De plus, les comparables n'ont pas forcément accès à la même subvention, et c'est pourquoi il est difficile de saisir l'impact des diverses mesures d'allégement mises en place par les gouvernements et l'incidence de ces mesures sur les données financières prises en compte aux fins de la détermination du retour pour Canco dans le cadre de la méthode transactionnelle de la marge nette. Dans un article précédent, nous avons abordé de manière détaillée les différences en ce qui a trait à la comparabilité, notamment celles qui s'appliquent à cette situation[3].

Conclusion

La PTM-17 de l'ARC fournit aux multinationales une orientation claire sur la façon dont une société canadienne doit tenir compte des subventions reçues pour soutenir les activités de recherche et développement ou de fabrication. Toutefois, la PTM-17 reconnaît également que, avec des preuves fiables, les parties sans lien de dépendance auraient pu agir différemment dans des faits et des circonstances spécifiques.

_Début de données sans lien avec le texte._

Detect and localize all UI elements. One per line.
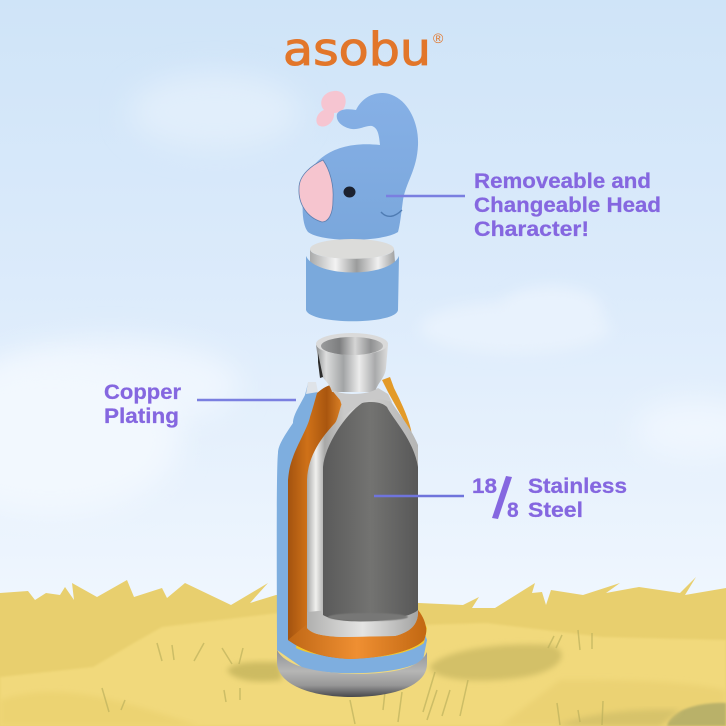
callout: head character: Character! bbox=[474, 218, 589, 241]
grass field bbox=[0, 577, 726, 726]
callout: head character: Changeable Head bbox=[474, 194, 661, 217]
callout: 18/8 stainless steel: Stainless bbox=[528, 475, 627, 498]
callout: copper plating bbox=[104, 381, 296, 428]
heart water spout bbox=[316, 91, 346, 127]
mouth bbox=[381, 210, 402, 216]
lower tone bbox=[0, 692, 200, 726]
head character: elephant bbox=[299, 91, 418, 240]
grass blades bbox=[102, 630, 603, 725]
collar ring bbox=[306, 239, 399, 321]
copper layer bbox=[288, 385, 426, 659]
callout: 18/8 stainless steel bbox=[374, 475, 627, 522]
inner gray cavity bbox=[323, 402, 418, 621]
gold edge bbox=[296, 612, 427, 658]
steel inner layer bbox=[307, 396, 418, 637]
clouds bbox=[0, 74, 726, 515]
callout: 18/8 stainless steel: 8 bbox=[507, 499, 519, 522]
callout: head character bbox=[386, 170, 661, 241]
steel base bbox=[277, 650, 427, 697]
logo: asobu: asobu bbox=[283, 23, 431, 76]
callout: 18/8 stainless steel: Steel bbox=[528, 499, 583, 522]
logo: asobu: ® bbox=[433, 30, 444, 46]
shell top highlight bbox=[306, 382, 318, 394]
light meadow bbox=[0, 613, 726, 726]
ear bbox=[299, 160, 333, 222]
right gold sliver bbox=[382, 377, 412, 435]
steel neck bbox=[316, 345, 388, 392]
callout: copper plating: Plating bbox=[104, 405, 179, 428]
elephant head and trunk bbox=[303, 93, 418, 240]
shaded patches bbox=[430, 644, 562, 681]
eye bbox=[344, 186, 356, 198]
callout: copper plating: Copper bbox=[104, 381, 181, 404]
bottle cutaway bbox=[277, 333, 427, 697]
outer blue shell bbox=[277, 383, 427, 673]
metal insert bbox=[310, 239, 394, 259]
neck opening bbox=[316, 333, 388, 355]
callout: head character: Removeable and bbox=[474, 170, 651, 193]
callout: 18/8 stainless steel: 18 bbox=[472, 475, 497, 498]
blue collar bbox=[306, 256, 399, 321]
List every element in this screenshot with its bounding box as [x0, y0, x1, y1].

Quoi qu'il en soit, il est important que les sociétés effectuent une analyse approfondie pour étayer leur approche, surtout si l'analyse fonctionnelle les amène à déterminer, avec des preuves fiables, que l'approche des « coûts bruts » ne tient pas compte de leur situation particulière. Lorsque les contribuables reçoivent des subventions gouvernementales, y compris la SSUC, ils doivent toujours discuter de leur scénario avec un expert des prix de transfert avant d'accepter l'approche des coûts bruts privilégiée par l'ARC. Ainsi, ils s'assureront que les faits et les circonstances applicables à leur situation tiennent compte de la façon dont les parties sans lien de dépendance traiteront ces subventions.